Friend of mine used to use "foul up in the taffy factory". But I've always found "quagmire" or "sticky wicket" sufficient for conveying that "the more you try to get out, the more you mire yourself in the mess" sense.
posted by crush-onastick at 7:50 AM on June 25, 2012 [1 favorite]


I have used "If you give a mouse a cookie", but that probably only works with parents.
posted by qldaddy at 7:54 AM on June 25, 2012 [2 favorites]


Fly paper.
posted by Obscure Reference at 8:05 AM on June 25, 2012


Sticky wicket is my preferred choice for this one too.
posted by jquinby at 8:09 AM on June 25, 2012 [2 favorites]


Catch 22?
posted by jeffamaphone at 8:27 AM on June 25, 2012


I've always used the phrase "mess o' trouble" or "borrowing trouble" to describe these situations. Because if someone's gonna dig themselves deeper, they're just borrowin' trouble.
posted by patheral at 8:29 AM on June 25, 2012


Sticky situation.
posted by jocelmeow at 8:44 AM on June 25, 2012


A katamari?
posted by porpoise at 10:16 AM on June 25, 2012 [1 favorite]

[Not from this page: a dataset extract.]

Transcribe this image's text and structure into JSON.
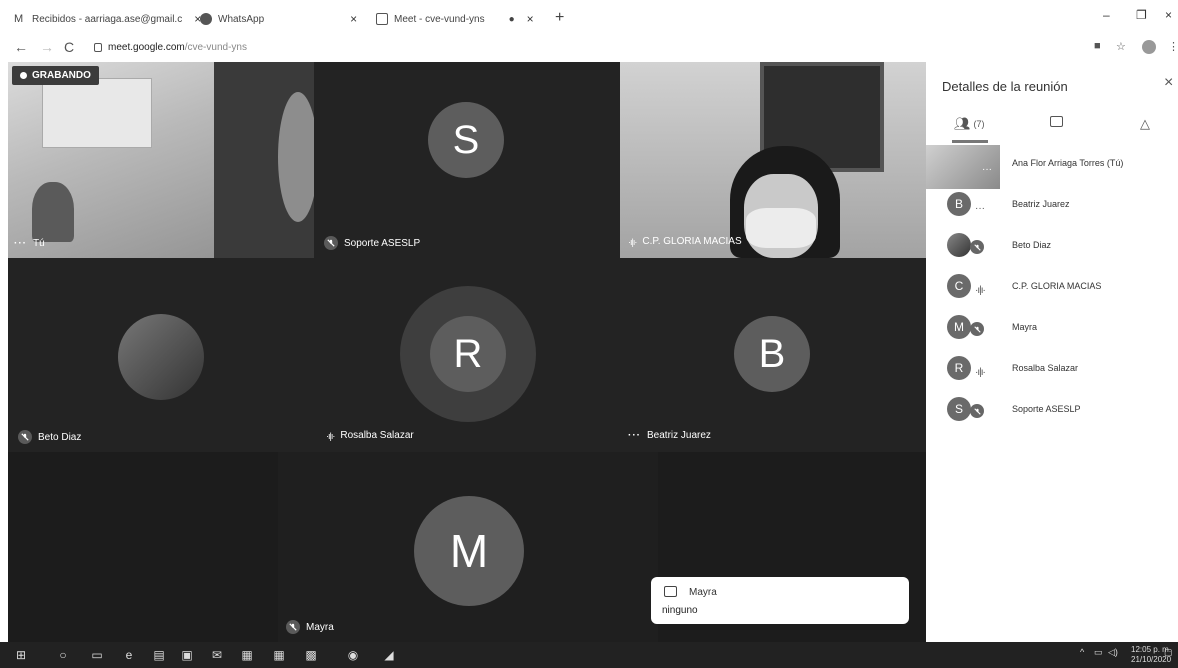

I use the phrase "sticking your head in a badger hole."
posted by MaryDellamorte at 10:28 AM on June 25, 2012


Wrench in the machinery?

Nthing quicksand/quagmire (giggity).
"Quit digging" as in "when you're in a hole, quit digging."
posted by mon-ma-tron at 10:59 AM on June 25, 2012


"Glue trap" is one I sometimes use. Also "quicksand".
posted by Sidhedevil at 11:25 AM on June 25, 2012


"Shit show!"

More generic, but more fun.
posted by cnc at 11:59 AM on June 25, 2012


I've used "feed the alligators and you get bigger alligators."
posted by Rosie M. Banks at 12:36 PM on June 25, 2012


My husband worked with someone who called that "stirring the monkeys."
posted by mon-ma-tron at 4:33 PM on June 25, 2012


Imbroglio or train wreck. But honestly, I'd use quagmire in 99% of such cases. BTW, I'm fairly over 40 and had never heard the OP's term (as a racial epithet or descriptive term) except as the title of Toni Morrison's book, until last year.
posted by The Wrong Kind of Cheese at 4:58 PM on June 25, 2012


Digging your hole deeper.

When speaking directly to someone, "X, you're digging. Stop that." Or, "X needs to quit digging that hole, you know?"
posted by cmyk at 7:04 PM on June 25, 2012


I think Thomas Jefferson had an expression for this which he called "having a wolf by the ears."